‘Atlas’ Shrugged
The Iranian Revolutionary Guards is getting in on the “smart power” bandwagon. It just announced the launch of a new news agency called Atlas to deliver the day’s news. The head of the basij euphemistically described the venture as “super media power.” Um, that is an understatement. Surely, like U.S. forays on public diplomacy such as Al-Hurrah, it will be fair and balanced. I can only imagine its op-ed page will be brimming with unconventional opinions from abroad, that photos of protests will show police bludgeoning demonstrators. If you haven’t already, download “Atlas” to your Twitter/Facebook feed.
This is significant. The Revolution Guards acts as almost a state within a state. It is answerable to the Supreme Leader but carries out its own foreign/economic policy that is separate from the state. Like Hezbollah in Lebanon and non-state actors elsewhere, it is now embracing sophisticated new media outlets to get its message out to the masses.
Probably here’s what’s going on. After the outcry that followed the June crackdown, someone within the Rev Guards thought: Hmm, we need an image makeover of sorts. A similar eureka moment hit Hezbollah strategists a few years back. The organization ran a slick marketing campaign called “divine victory,” the premise of which was that Hezbollah was destined to defeat Israel. It ramped up programming on its widely watched satellite TV and radio program (Radio Nur). It ran highway posters showing pictures of debris and bombed-out buildings with the inscription: “Made in the USA.” It discarded the unsophisticated, gruesome, and overly militaristic imagery of the past, including its ubiquitous symbol of a green arm clenching an automatic rifle against a yellow background, and instead played up its love of Lebanon by borrowing the national red, white, and green colors. Instead of pictures of martyrs, they ran photos of soldiers and civilians walking arm-and-arm under the slogan: “Sun, light, wind, and freedom.”

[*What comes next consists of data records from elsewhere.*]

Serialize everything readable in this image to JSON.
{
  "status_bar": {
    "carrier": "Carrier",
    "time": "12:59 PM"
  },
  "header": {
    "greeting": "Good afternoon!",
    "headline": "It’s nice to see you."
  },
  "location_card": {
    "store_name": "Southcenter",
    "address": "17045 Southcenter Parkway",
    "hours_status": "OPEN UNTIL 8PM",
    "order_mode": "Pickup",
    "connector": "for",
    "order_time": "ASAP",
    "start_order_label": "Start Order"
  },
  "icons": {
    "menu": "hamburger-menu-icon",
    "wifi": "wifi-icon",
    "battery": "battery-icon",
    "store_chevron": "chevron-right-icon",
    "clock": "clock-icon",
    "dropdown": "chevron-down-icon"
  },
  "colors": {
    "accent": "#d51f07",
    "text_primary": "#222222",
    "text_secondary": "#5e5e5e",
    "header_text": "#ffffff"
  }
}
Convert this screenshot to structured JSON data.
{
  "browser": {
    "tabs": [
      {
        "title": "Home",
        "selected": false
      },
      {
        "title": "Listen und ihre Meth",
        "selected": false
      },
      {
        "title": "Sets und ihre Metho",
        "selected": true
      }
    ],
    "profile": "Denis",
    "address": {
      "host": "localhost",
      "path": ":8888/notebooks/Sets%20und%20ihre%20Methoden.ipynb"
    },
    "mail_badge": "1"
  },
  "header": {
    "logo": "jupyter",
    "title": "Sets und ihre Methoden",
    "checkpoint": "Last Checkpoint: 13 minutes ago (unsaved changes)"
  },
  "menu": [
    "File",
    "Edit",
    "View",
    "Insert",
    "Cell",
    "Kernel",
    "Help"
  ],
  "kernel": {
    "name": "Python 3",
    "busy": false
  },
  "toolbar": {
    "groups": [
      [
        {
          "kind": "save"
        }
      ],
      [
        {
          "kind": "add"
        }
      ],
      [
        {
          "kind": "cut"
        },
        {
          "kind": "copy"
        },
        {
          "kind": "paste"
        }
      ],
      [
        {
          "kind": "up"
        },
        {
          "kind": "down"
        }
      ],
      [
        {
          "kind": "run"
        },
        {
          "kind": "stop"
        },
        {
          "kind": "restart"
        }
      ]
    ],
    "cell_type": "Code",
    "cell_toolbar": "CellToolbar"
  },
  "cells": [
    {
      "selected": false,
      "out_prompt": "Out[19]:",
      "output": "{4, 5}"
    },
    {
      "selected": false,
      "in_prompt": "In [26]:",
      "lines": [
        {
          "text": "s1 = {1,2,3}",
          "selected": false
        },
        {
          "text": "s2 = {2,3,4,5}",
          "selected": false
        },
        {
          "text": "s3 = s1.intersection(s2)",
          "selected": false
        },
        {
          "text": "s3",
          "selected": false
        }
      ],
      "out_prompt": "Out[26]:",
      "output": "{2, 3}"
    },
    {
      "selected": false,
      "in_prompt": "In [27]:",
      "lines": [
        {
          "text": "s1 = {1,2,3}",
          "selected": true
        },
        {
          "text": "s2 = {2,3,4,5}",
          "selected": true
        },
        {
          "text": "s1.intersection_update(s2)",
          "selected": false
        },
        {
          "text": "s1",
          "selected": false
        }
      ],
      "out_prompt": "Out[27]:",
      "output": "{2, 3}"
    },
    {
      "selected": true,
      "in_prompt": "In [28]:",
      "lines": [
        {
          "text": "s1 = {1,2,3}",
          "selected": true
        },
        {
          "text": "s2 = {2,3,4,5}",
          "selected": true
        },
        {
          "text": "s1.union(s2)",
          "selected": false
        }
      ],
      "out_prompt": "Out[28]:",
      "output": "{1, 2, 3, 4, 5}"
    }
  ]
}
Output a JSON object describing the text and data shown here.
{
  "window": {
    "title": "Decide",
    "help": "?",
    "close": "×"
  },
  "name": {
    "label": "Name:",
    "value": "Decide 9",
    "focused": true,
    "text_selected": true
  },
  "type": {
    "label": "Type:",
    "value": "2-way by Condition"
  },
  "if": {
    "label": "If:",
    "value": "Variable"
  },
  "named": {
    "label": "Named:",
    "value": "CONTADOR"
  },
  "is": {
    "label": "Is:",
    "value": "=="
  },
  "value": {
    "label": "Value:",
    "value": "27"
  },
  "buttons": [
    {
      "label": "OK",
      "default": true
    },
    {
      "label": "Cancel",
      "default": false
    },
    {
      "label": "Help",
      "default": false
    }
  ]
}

More important, the organization increasingly sought to re-brand itself as a progressive movement that stands for social justice and confronts imperialism in order to strike a chord with left-wing groups across the Third World. On the eighth anniversary of Israel’s withdrawal from southern Lebanon, Hezbollah launched a Madison Avenue-style advertising blitz, replete with catchy slogans, slick television spots, and Western-influenced billboards. “The dominant style is American,” Zeina Maasri, a professor of graphic design at the American University of Beirut, told Bloomberg News. “It’s a kind of communication you can’t escape. They sell politics as a commodity.”
Hezbollah, like many non-state actors, has learned the importance of winning the information war. It controls the perceptions of not just disenfranchised Lebanese Shiite but also Arab Muslims across the Middle East. It runs a number of websites that are part educational, part ideological, and part propagandistic. “[T]he organization, with massive financing from Iran, built a media empire and learned how to exploit the possibilities presented by the communications and information revolution,” according to a May 2007 report by Israel’s Intelligence and Terrorism Information Center. It cultivates and develops close ties with foreign correspondents in Lebanon. Neil MacFarquhar, former Beirut bureau chief of the New York Times, recounts in his new book how Hezbollah used to send him a personal greeting card every year on his birthday. When I was in Beirut recently, I was baffled that the media spokesperson for Hezbollah appeared to speak better English (and returned reporters’ phone calls faster) than the Lebanese press person.
Iran’s Revolutionary Guards is getting slicker and more media-savvy. The Muslim world—and U.S.-Iranian relations—will be the worse off for it.